The Howard Government’s industrial relations policy changes are another area which disproportionately affects young Australians. For the large number who are employed casually in non-unionised workplaces, WorkChoices heralds a significant deterioration of their working conditions for little if any pay gain. Young people, particularly in the hospitality and retail industries, are at the pointy end of industrial deregulation, and there are plenty of signs that they don’t like it.
Then there’s the environment. In his ground-breaking study of the economic costs of climate change, UK Treasury economist Sir Nicholas Stern points out that global warming has huge implications for inter-generational equality. Put simply, today’s young people (and their children) are going to have to pay dearly for the inaction of their elders on reining in carbon emissions. Climate change and the environment are issues where young people have been consistently more engaged than the denialists in the Howard Cabinet (let alone his backbench). Only in the last year has Howard even remotely started to ‘get it.’

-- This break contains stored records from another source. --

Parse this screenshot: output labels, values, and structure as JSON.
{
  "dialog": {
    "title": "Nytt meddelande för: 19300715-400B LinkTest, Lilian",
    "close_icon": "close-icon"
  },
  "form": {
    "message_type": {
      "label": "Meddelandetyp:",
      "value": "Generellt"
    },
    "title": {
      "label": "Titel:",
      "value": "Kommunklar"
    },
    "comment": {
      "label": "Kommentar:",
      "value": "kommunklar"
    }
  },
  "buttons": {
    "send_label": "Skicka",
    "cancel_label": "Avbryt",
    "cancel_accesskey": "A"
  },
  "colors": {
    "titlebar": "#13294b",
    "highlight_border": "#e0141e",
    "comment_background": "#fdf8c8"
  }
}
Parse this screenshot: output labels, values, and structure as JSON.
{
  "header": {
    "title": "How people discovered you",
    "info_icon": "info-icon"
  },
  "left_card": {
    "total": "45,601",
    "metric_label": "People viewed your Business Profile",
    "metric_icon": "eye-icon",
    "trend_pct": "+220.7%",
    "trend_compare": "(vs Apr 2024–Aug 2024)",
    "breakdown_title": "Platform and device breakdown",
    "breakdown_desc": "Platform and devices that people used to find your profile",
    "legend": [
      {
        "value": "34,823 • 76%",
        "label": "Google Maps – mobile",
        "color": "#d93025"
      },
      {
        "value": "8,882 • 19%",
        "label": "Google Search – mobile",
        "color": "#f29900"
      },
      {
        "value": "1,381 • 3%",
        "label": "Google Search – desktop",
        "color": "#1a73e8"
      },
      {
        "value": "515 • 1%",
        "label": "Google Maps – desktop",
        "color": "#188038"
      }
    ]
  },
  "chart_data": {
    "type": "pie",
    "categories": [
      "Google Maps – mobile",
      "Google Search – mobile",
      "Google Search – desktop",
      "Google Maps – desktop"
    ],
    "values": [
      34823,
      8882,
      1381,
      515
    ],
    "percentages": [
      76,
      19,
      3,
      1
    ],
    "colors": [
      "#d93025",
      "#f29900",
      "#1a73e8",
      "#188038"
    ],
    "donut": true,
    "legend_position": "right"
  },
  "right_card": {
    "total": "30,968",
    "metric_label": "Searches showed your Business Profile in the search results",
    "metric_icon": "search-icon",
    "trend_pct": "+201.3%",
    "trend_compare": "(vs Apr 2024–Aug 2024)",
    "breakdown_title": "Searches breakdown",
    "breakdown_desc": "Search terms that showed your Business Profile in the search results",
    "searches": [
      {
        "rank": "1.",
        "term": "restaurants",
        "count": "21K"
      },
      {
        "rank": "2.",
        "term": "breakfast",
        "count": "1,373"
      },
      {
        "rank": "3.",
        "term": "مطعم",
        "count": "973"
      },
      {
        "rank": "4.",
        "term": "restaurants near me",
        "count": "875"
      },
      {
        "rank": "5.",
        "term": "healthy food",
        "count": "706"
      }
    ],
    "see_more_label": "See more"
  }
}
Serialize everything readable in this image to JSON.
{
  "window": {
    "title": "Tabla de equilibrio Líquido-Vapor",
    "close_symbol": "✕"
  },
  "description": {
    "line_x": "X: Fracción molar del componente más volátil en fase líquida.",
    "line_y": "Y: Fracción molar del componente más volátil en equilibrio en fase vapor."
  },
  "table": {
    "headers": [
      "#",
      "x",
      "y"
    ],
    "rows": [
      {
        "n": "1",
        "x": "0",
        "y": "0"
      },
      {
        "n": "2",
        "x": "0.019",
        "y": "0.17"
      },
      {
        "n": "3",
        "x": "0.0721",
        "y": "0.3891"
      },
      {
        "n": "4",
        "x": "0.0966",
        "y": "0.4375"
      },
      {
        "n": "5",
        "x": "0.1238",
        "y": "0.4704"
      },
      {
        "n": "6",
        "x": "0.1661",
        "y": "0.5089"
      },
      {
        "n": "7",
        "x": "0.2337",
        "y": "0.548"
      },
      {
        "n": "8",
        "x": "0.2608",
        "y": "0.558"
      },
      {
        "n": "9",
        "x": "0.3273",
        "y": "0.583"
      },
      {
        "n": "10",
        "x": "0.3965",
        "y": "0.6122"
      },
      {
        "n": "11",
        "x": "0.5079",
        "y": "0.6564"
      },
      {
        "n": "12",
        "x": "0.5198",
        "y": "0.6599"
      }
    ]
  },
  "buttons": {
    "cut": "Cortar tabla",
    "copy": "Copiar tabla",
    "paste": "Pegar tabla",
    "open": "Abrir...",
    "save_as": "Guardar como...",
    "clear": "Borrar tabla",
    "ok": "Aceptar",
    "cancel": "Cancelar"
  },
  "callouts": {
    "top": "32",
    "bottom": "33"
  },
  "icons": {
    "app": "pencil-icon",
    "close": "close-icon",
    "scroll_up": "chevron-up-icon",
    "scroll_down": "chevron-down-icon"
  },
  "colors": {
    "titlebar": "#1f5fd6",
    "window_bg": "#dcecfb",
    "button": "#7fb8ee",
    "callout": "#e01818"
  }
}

No wonder the Government has moved so decisively this term to restrict the franchise for younger voters. Under changes to Australian Electoral Commission rules ushered in by Senator Eric Abetz last year new voters will have to be enrolled by 8:00 pm on the day the Federal election is called to be eligible to vote. With many younger voters regularly moving between seats and States, the new rules may disenfranchise hundreds of thousands.
Young people are not stupid. They know that they will have to pay for the costs of climate change and their parent’s rising medical costs, while they’re already paying more in education, housing and tax. Young voters have swung against the Howard Government, and they have plenty of good reasons to do so.